Dabei fordern wir, die Suche auf ganz Europa auszudehnen. Hierbei sind wir uns der Möglichkeit bewusst, dass der beste Standort auch in Deutschland liegen kann und somit Deutschland Nuklearabfall aus anderen Ländern importieren könnte.
Da der Bau eines Endlagers bei den derzeitigen Planungen mehrere Jahrzehnte dauern wird, muss der Bau nach Bestimmung eines geeigneten Ortes schnellstmöglich begonnen werden, auch im Hinblick auf das schwindende Fachwissen im Umgang mit Kerntechnik und radioaktiven Abfällen.

Bei der Konzeption des Endlagers sprechen wir uns für ein sogenanntes „Rückholbares Endlager“ aus, bei dem in einem Zeitraum von 500 Jahren die Bergung des eingelagerten Atommülls möglich ist.
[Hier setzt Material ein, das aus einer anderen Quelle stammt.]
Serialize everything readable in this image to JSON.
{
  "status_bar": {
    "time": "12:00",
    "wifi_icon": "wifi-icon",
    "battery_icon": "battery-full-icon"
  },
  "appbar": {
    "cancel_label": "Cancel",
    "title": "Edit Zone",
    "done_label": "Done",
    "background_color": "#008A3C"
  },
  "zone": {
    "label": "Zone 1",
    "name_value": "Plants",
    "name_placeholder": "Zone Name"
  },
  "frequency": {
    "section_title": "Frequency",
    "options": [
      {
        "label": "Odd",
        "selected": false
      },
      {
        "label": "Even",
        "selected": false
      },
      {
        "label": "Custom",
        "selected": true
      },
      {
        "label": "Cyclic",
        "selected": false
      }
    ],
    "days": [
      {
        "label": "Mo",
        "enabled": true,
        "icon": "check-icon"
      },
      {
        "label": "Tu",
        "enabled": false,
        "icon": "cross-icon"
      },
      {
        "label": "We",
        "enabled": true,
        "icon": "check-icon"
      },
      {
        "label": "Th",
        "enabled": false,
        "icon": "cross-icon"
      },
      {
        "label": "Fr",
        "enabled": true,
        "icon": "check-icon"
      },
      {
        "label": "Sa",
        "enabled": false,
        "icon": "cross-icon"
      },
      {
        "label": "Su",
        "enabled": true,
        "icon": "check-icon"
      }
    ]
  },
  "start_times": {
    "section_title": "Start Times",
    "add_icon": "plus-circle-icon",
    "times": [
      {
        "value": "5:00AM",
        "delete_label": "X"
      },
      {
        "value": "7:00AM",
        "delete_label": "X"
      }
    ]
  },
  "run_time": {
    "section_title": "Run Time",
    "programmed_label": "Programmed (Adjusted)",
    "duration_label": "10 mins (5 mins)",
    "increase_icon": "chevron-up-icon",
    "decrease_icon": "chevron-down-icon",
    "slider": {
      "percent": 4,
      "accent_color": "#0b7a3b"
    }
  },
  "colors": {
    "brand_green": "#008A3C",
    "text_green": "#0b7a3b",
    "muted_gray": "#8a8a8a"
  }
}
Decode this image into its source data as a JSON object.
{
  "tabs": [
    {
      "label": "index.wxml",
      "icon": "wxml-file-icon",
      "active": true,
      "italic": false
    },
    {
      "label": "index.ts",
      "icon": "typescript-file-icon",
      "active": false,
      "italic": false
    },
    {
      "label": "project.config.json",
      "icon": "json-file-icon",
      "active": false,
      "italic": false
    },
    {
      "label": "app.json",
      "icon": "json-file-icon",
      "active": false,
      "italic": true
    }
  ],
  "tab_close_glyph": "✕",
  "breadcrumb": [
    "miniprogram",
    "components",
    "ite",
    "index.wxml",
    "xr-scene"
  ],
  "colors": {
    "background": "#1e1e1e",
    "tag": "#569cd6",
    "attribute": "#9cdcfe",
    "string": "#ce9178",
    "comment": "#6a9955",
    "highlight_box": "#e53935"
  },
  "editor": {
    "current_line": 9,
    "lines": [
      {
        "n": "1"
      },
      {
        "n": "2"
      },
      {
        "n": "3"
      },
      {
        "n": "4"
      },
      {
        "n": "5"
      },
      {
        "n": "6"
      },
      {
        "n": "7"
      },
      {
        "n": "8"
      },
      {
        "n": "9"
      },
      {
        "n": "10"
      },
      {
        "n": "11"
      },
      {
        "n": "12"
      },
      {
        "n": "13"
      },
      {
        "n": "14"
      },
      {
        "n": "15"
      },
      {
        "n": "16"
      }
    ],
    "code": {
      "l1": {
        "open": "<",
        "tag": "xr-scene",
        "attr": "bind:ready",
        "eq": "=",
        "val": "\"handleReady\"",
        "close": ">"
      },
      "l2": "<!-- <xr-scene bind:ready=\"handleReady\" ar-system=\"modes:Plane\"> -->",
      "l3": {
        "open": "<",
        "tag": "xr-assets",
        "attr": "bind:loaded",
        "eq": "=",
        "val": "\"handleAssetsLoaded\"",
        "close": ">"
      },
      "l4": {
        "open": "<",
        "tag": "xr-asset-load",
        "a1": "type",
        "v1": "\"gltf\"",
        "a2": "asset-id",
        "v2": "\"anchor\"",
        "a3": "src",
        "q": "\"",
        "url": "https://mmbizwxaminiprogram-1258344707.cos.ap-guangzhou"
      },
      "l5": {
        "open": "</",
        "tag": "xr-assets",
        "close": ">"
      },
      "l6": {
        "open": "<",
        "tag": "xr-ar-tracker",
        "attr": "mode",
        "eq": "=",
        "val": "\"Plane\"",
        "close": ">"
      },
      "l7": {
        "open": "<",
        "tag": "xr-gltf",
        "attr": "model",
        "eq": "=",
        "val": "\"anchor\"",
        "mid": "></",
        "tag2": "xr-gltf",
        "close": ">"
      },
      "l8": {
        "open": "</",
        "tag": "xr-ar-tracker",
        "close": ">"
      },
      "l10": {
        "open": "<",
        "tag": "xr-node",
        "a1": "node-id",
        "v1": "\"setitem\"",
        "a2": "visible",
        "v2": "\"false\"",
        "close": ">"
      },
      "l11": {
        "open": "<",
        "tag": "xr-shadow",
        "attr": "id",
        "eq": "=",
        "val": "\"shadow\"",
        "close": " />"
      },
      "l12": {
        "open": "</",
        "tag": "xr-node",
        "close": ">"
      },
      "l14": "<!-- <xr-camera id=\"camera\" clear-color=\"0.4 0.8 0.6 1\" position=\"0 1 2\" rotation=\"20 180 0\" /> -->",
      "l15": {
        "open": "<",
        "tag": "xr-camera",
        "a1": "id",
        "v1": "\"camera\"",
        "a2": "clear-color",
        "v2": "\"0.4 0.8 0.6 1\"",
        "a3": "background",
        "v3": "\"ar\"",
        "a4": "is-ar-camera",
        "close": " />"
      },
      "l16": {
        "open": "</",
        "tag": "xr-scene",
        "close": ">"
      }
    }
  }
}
Aufgrund der Erfahrung mit dem Salzstock Asse, halten wir es für unverantwortlich gegenüber kommender Generationen ein Endlager zu bauen, welches nicht wieder geräumt werden kann.
Für die Zwischenlagerung von radioaktivem Abfall sind für uns grundsätzlich Sachgründe wie Kosten und Transportsicherheit entscheidend. Sollte es jedoch fachlich geboten sein, können sich die JuLis Hessen auch eine Zwischenlagerung von Castor-Behältern in Biblis vorstellen.


Die Jungen Liberalen Hessen sehen die große Umwälzung der Landschaft beim Braunkohleabbau kritisch. Damit keine Mondlandschaften entstehen, muss unmittelbar nach Abbau der Braunkohle die Renaturierung beginnen. Ziel ist es dabei, soweit möglich, die Kulturlandschaft wieder herzustellen. Die erste Bodenschicht muss vor dem eigentlichen Abbau abgetragen und aufbewahrt werden. Sie ist aufgrund ihrer Beschaffenheit unverzichtbar für die nachfolgende Renaturierung. Die Kosten für die Wiederherstellung der Kulturlandschaft muss von den Braunkohlekraftwerksbetreibern finanziert werden.